Von Joëlle Anna Käser. Dieser Beitrag ist Teil der Reihe «Gendered Spaces».
Pff was zur Höu sött e Gender-Gap si?!
2013, erstes Lehrjahr. Meine erste Konfrontation mit dieser Schreibweise lag in Form einer Textkorrektur auf meinem Schreibtisch. Die Kundin begründete ihren Entscheid ungefähr damit, dass sie auf soziale Ungleichheit verweisen und alle Geschlechter einbeziehen möchte. So ganz verstehen konnte – oder wollte – ich trotzdem nicht.
Aso i weiss nid was s Problem isch!? Besser wird’s emu nid, wenn sie das no so müse betone!
Erinnerungen wie diese machen mehr als deutlich, dass ich nicht immer die Ansichten vertrat, die ich hier und jetzt vertrete. Nicht selten erfüllen sie mich mit Scham und Wut auf mich selbst: Sind es doch genau solche Aussagen und Denkweisen, die mich heute zur Weissglut treiben. Mit einer Distanz von über zehn Jahren und aus einer privilegierteren Perspektive betrachtet, sind diese Erinnerungen aber vielleicht auch eine Chance zu erkennen, welche strukturellen Bedingungen dazu beitragen, etwas Neues lernen zu wollen. Und darüber hinaus: Etwas bereits Gelerntes in Frage stellen zu können.

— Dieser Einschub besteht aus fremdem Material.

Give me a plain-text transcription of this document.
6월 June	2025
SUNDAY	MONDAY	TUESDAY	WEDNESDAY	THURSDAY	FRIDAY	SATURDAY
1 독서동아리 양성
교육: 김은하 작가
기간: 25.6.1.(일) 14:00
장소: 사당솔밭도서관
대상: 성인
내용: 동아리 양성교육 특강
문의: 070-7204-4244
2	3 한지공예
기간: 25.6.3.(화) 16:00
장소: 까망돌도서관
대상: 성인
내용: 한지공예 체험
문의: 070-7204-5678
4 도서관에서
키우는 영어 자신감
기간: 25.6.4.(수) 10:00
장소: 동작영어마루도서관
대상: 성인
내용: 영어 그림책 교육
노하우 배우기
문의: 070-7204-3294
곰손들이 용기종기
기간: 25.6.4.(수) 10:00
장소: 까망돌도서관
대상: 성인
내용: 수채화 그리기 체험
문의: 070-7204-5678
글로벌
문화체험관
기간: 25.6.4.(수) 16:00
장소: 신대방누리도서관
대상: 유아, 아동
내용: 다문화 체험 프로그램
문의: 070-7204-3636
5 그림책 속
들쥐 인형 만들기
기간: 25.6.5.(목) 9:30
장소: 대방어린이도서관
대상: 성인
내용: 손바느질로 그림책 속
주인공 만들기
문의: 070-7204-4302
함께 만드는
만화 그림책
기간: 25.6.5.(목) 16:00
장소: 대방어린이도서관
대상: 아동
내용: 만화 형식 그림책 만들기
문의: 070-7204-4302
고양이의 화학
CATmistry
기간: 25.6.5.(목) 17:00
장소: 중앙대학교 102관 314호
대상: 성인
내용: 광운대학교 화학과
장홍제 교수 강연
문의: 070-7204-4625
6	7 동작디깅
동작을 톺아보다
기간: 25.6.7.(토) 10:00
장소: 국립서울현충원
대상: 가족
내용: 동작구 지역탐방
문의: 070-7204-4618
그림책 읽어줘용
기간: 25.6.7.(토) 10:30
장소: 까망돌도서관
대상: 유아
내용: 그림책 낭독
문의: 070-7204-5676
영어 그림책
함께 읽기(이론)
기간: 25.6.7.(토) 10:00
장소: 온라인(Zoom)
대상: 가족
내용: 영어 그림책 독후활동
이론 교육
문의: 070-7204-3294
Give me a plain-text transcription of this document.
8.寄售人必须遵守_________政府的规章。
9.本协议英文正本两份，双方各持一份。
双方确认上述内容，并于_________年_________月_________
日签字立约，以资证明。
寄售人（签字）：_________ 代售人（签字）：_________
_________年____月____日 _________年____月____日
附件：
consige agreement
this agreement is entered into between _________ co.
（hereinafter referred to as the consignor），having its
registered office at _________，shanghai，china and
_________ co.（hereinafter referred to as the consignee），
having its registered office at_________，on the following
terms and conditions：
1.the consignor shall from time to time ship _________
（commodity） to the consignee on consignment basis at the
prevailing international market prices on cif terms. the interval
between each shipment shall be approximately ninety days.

Welche Ressourcen werden dafür vorausgesetzt? Und wem stehen sie zur Verfügung?

Heute sitze ich in einer Vorlesung zu «Gendered Spaces» und darf mir Credits dafür anrechnen lassen, dass ich mich zu diesem Thema bilde. Meinen Stundenplan habe ich nach meinen Bedürfnissen zusammengestellt. Generell erhalte ich Anerkennung dafür, dass ich studiere. Jobs werden mir beinahe nachgeworfen: Mir werden Fähigkeiten zugesprochen, weil ich Teil dieses (höheren) Bildungssystems bin, selbst wenn diese Fähigkeiten absolut nichts mit dem zu tun haben, was ich studiere.
Anders gesagt: Ich darf den Raum, in dem ich mich bewege, weitgehend selbst bestimmen.
In meinem Fall brauchte es einen Lockdown, um zu erfahren, wie es sich anfühlt, meine Umgebung meinen Bedürfnissen anzupassen, und nicht umgekehrt. 2‘800 Franken Kurzarbeitsentschädigung machten es möglich: Auf einmal durfte ich so frei über meine Zeit verfügen, wie nie zuvor – und hatte gleichzeitig die Sicherheit, weiterhin meinen Lebensunterhalt selbst tragen zu können.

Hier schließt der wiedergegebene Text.